A place to reflect, ramble, and rofl at adventures from my study abroad in Nihon...
Honestly, there could be shenanigans.

28.3.10

The night of the day after the Very Longest Day (Confused yet?)

Sunday night we ventured to Sanjo with Ben-san via subway and walked around a bit. Sanjo-dori is a street in the downtown area somewhere in or around the nightlife district, where people go to party. The streets were pretty packed, mostly with young folk, especially newly graduated young folk. We saw one such lad being part dragged, part carried, down the sidewalk by his steadfast and sober companions. Well, they were sober enough to be the designated-walkers, in any case.

After some indecisive meandering, Ben left us to our own devices and went home to sleep. We immediately stepped into the nearest restaurant, a cozy little ramen place. And then we proceeded to take a good long time figuring out what parts of the menu said and which meals looked good in the pictures on the menu. Robert and I ordered the same thing, ramen with chicken. Gerry wasn't very hungry, so he went for something smaller; the server probably though Gerry was weird for ordering a side-dish even after they asked "Just this?" Ramen, real ramen, is not at all like the packaged noodles and salty powder you can get for about 20 cents back in the States. (Although it holds a dear place in the heart of my palate, and I've kind of been craving extremely cheap, albeit salt-watery, partial-meals.) The broth is thicker and creamier, similar to Campbell's cream of chicken soup, in terms of consistency.

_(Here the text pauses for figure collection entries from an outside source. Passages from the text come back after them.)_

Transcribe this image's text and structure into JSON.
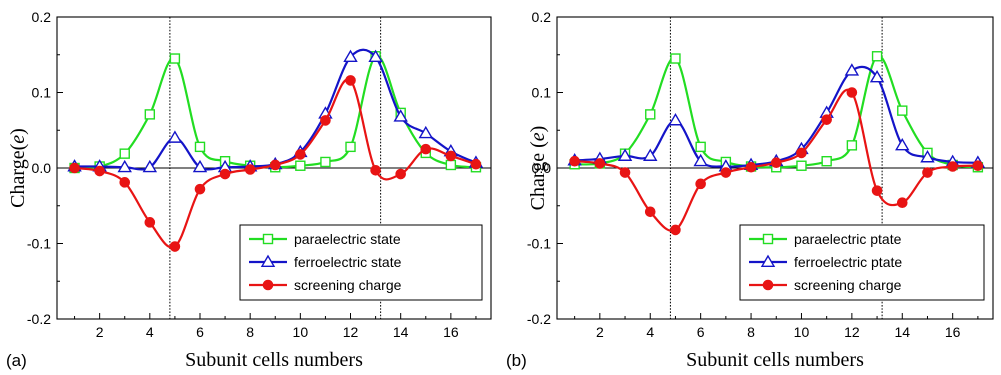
{
  "chart_data": [
    {
      "panel_label": "(a)",
      "type": "line",
      "xlabel": "Subunit cells numbers",
      "ylabel_main": "Charge(",
      "ylabel_italic": "e",
      "ylabel_tail": ")",
      "xlim": [
        0.3,
        17.6
      ],
      "ylim": [
        -0.2,
        0.2
      ],
      "xticks": [
        2,
        4,
        6,
        8,
        10,
        12,
        14,
        16
      ],
      "yticks": [
        -0.2,
        -0.1,
        0.0,
        0.1,
        0.2
      ],
      "ytick_labels": [
        "-0.2",
        "-0.1",
        "0.0",
        "0.1",
        "0.2"
      ],
      "vlines": [
        4.8,
        13.2
      ],
      "legend_position": "bottom-right",
      "series": [
        {
          "name": "paraelectric state",
          "color": "#22dd22",
          "marker": "square",
          "x": [
            1,
            2,
            3,
            4,
            5,
            6,
            7,
            8,
            9,
            10,
            11,
            12,
            13,
            14,
            15,
            16,
            17
          ],
          "y": [
            0.0,
            0.002,
            0.019,
            0.071,
            0.145,
            0.028,
            0.009,
            0.003,
            0.001,
            0.003,
            0.008,
            0.028,
            0.148,
            0.073,
            0.02,
            0.004,
            0.001
          ]
        },
        {
          "name": "ferroelectric state",
          "color": "#1414c8",
          "marker": "triangle",
          "x": [
            1,
            2,
            3,
            4,
            5,
            6,
            7,
            8,
            9,
            10,
            11,
            12,
            13,
            14,
            15,
            16,
            17
          ],
          "y": [
            0.002,
            0.002,
            0.001,
            0.001,
            0.04,
            0.001,
            0.001,
            0.002,
            0.005,
            0.021,
            0.072,
            0.147,
            0.147,
            0.068,
            0.046,
            0.022,
            0.007
          ]
        },
        {
          "name": "screening charge",
          "color": "#e81414",
          "marker": "circle",
          "x": [
            1,
            2,
            3,
            4,
            5,
            6,
            7,
            8,
            9,
            10,
            11,
            12,
            13,
            14,
            15,
            16,
            17
          ],
          "y": [
            0.0,
            -0.004,
            -0.019,
            -0.072,
            -0.104,
            -0.028,
            -0.008,
            -0.002,
            0.004,
            0.018,
            0.063,
            0.116,
            -0.003,
            -0.008,
            0.025,
            0.016,
            0.005
          ]
        }
      ]
    },
    {
      "panel_label": "(b)",
      "type": "line",
      "xlabel": "Subunit cells numbers",
      "ylabel_main": "Charge (",
      "ylabel_italic": "e",
      "ylabel_tail": ")",
      "xlim": [
        0.3,
        17.6
      ],
      "ylim": [
        -0.2,
        0.2
      ],
      "xticks": [
        2,
        4,
        6,
        8,
        10,
        12,
        14,
        16
      ],
      "yticks": [
        -0.2,
        -0.1,
        0.0,
        0.1,
        0.2
      ],
      "ytick_labels": [
        "-0.2",
        "-0.1",
        "0.0",
        "0.1",
        "0.2"
      ],
      "vlines": [
        4.8,
        13.2
      ],
      "legend_position": "bottom-right",
      "series": [
        {
          "name": "paraelectric ptate",
          "color": "#22dd22",
          "marker": "square",
          "x": [
            1,
            2,
            3,
            4,
            5,
            6,
            7,
            8,
            9,
            10,
            11,
            12,
            13,
            14,
            15,
            16,
            17
          ],
          "y": [
            0.005,
            0.006,
            0.019,
            0.071,
            0.145,
            0.028,
            0.008,
            0.002,
            0.001,
            0.003,
            0.009,
            0.03,
            0.148,
            0.076,
            0.02,
            0.004,
            0.001
          ]
        },
        {
          "name": "ferroelectric ptate",
          "color": "#1414c8",
          "marker": "triangle",
          "x": [
            1,
            2,
            3,
            4,
            5,
            6,
            7,
            8,
            9,
            10,
            11,
            12,
            13,
            14,
            15,
            16,
            17
          ],
          "y": [
            0.01,
            0.012,
            0.016,
            0.016,
            0.063,
            0.009,
            0.002,
            0.004,
            0.009,
            0.025,
            0.073,
            0.129,
            0.12,
            0.03,
            0.014,
            0.008,
            0.007
          ]
        },
        {
          "name": "screening charge",
          "color": "#e81414",
          "marker": "circle",
          "x": [
            1,
            2,
            3,
            4,
            5,
            6,
            7,
            8,
            9,
            10,
            11,
            12,
            13,
            14,
            15,
            16,
            17
          ],
          "y": [
            0.009,
            0.006,
            -0.006,
            -0.058,
            -0.082,
            -0.021,
            -0.006,
            0.001,
            0.007,
            0.02,
            0.064,
            0.1,
            -0.03,
            -0.046,
            -0.006,
            0.002,
            0.003
          ]
        }
      ]
    }
  ]
}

It also came with small slabs of chicken which I compulsively broke into smaller pieces so I could enjoy it throughout the course of the ramen-consumption.
On another note, related only by Campbell's soup, there's a hilarious magnet on the guesthouse fridge which replaces Campbell's with "Eatery", and the soup name with "Miso Horny Sushi". It whas very funny.

After we gochisosama deshita-ed and paid, we ventured back out onto the streets. Next we explored the Wonder Tower. Not really much of a tower, just seven floors of games: a couple of stories in the middle are for gambling, but the rest are devoted to arcade games and claw machines.
**Photo courtesy of Robert

Mission accomplished: play DDR in a Japanese arcade
The second floor had a DDR machine. It had a good number of selections from every edition of DDR, I think. Being a creature of habit, I stuck with mostly DDR Max 2 songs: Destiny, I feel..., Dive. And Butterfly. Mochiron. (I couldn't find any Breakdown, which was sad-making. But then I probably wasn't looking hard enough.)

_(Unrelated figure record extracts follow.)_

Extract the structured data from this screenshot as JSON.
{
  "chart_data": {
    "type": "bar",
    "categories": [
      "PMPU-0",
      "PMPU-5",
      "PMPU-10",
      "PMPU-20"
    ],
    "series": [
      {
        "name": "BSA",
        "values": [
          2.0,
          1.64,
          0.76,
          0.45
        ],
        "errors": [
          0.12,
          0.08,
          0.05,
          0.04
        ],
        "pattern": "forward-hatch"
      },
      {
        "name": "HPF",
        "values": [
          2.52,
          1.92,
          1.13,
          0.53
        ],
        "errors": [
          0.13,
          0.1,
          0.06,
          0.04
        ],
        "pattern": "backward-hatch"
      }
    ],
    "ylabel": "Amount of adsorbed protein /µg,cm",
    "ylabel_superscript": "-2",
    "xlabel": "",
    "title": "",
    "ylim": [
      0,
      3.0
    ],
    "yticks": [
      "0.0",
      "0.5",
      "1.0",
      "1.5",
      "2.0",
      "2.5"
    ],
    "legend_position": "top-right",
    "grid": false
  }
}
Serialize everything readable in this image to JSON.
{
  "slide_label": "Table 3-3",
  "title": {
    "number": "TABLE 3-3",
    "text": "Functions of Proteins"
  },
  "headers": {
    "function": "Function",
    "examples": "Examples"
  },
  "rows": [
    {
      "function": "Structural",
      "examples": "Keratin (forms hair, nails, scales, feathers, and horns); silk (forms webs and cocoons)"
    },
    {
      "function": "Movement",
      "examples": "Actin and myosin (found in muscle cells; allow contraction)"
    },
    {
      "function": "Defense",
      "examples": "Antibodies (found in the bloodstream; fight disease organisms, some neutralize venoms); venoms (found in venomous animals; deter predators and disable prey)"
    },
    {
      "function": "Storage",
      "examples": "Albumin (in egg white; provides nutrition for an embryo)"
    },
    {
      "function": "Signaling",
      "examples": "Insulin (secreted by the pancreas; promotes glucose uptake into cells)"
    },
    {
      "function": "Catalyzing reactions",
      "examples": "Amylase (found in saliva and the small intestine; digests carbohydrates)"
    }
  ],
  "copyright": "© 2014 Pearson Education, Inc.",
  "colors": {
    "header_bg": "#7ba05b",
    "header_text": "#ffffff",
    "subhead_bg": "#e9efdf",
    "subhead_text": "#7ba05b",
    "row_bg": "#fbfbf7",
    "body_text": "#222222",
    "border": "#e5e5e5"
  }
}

We went up another couple of floors to ze video games. Robert and Gerry played a few rounds of Tekken 6. (I don't know all that much about Tekken, but the stages are pretty impressive.) There was also this MMO-RPG arcade game, Shining Force Cross by Sega. It's very Square-Enix-looking, but not. The new Square-Enix game which was in Wonder Tower's arcade is called Lord of Vermillion II, which is actually a collectible card game. Imagine playing Magic the Gathering on an arcade game.

A little bit before midnight, we finally started heading back towards the subway station. Unbeknownst to our intrepid travelers, the eki closes down at midnight; we arrived just as they were starting to shut things down. Oh crap. Hilarity ensued as we tried walking to another station in the hopes that it was only one closing down. Yes, we were that naive and hopeful. We stared at maps, went in the wrong direction, then the right direction, and eventually flagged down a taxi, only to be embarrassed trying to explain where we wanted him to drop us off. We asked for Daitokuji, a temple only a couple of streets over from the guesthouse, but then he asked us where in particular around the temple grounds. We mumbled for a bit to each other, trying to be more specific. When we mentioned Kitaoji (a nearby street and station), he latched onto it, but then drove us a little past where we needed to be dropped off.We got home...eventually.